両陛下御覧記念碑を建立 大償神楽保存会 伝承へ決意新た【花巻】

大償神楽保存会が建立した天皇皇后両陛下御覧神楽記念碑。左は阿部会長

 天皇、皇后両陛下が2016年秋に花巻市内で早池峰神楽を鑑賞されたのを記念し、上演した早池峰大償神楽保存会(阿部輝雄会長)が同市大迫町内川目の神楽の館に石碑を建立した。神楽の披露から丸1年となる30日に記念碑の除幕式が行われ、関係者が先人への感謝と伝承活動の決意を新たにした。

 両陛下は、岩手国体の総合開会式前日の昨年9月30日、同市湯本の花巻温泉ホテル千秋閣で、天照大神を主人公に農業の始まりを描いた「天照五穀」を鑑賞された。

 神楽の館の敷地内東側に建立した記念碑は、黒御影石製で、台座を含め高さ120センチ、幅90センチ。前面には「天皇皇后両陛下 早池峰大償神楽 御覧記念碑」の文字のほか、披露した日付や演目、構成、同保存会の会員の氏名が刻まれている。

 同日は関係者ら約50人が出席し、両陛下の案内を務めた上田東一市長と中村良幸市総合文化財センター所長、大償神楽後援会の山影義一会長、同保存会の佐々木隆、伊藤均両顧問により除幕が行われた。

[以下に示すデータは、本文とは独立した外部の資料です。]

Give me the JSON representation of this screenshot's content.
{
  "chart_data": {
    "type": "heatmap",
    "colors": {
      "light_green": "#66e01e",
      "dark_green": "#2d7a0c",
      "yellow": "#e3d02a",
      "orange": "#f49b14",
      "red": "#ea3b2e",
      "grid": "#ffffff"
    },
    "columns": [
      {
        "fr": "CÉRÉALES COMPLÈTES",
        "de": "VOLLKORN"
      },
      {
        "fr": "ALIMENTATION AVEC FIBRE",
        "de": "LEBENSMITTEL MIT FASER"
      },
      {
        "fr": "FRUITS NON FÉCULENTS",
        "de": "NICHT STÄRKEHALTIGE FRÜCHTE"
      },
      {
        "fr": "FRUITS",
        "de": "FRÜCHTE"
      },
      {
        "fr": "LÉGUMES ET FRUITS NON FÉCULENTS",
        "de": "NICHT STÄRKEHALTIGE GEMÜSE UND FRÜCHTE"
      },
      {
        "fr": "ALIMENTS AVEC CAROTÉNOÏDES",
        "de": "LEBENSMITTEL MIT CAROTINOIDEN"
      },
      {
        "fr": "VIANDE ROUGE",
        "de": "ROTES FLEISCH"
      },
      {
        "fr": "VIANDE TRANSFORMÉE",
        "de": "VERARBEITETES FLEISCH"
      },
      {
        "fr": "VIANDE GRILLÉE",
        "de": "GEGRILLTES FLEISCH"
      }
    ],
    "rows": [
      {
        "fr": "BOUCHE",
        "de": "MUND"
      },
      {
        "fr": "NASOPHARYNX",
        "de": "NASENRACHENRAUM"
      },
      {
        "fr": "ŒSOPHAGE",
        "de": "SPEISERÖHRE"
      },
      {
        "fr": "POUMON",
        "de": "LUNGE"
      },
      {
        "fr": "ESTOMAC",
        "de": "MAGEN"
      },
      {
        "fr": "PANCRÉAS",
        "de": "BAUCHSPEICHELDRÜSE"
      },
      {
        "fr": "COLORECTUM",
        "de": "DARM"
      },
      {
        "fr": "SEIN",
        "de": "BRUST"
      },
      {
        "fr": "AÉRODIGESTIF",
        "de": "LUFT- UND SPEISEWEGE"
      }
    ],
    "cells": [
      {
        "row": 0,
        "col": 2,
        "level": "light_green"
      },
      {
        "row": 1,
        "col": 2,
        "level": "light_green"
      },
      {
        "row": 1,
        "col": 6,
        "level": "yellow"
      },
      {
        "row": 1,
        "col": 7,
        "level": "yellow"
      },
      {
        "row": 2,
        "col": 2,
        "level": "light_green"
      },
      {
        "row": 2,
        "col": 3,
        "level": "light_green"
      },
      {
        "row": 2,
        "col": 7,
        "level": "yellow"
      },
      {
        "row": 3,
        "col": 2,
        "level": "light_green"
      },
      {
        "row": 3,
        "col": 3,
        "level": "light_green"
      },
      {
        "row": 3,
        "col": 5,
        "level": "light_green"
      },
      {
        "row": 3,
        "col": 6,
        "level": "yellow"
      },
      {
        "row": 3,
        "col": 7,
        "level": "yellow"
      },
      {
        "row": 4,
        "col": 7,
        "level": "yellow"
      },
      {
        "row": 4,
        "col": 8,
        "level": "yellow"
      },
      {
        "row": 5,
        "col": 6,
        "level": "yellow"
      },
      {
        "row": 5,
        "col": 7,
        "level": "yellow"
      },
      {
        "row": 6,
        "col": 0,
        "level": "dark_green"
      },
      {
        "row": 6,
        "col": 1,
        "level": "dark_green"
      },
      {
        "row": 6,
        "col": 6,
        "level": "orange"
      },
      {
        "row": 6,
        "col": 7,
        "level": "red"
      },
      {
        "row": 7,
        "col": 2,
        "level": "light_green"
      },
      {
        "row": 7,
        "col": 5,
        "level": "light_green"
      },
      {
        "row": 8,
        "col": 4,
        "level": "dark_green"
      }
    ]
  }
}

 続いて、▽神楽の先人たちが数百年にわたって伝承してきていただいたたまものであり、そのことへの表敬とする▽大償神楽の伝承活動を行い、天皇、皇后両陛下にご覧いただいた神楽衆の記念とする▽神楽後継者が励みとし、神楽とともに末永く伝承していただくことを祈念する―という趣意書が読み上げられた。

 引き続き神楽の館で祝賀会が開かれ、同会が「天照五穀」を上演。阿部会長は「いろいろな方の指導で、無事に務めさせていただいた。神楽を残してくださった諸先輩をはじめ、守り支援していただいた集落、地域の先人の方々に敬意を表したい」と話していた。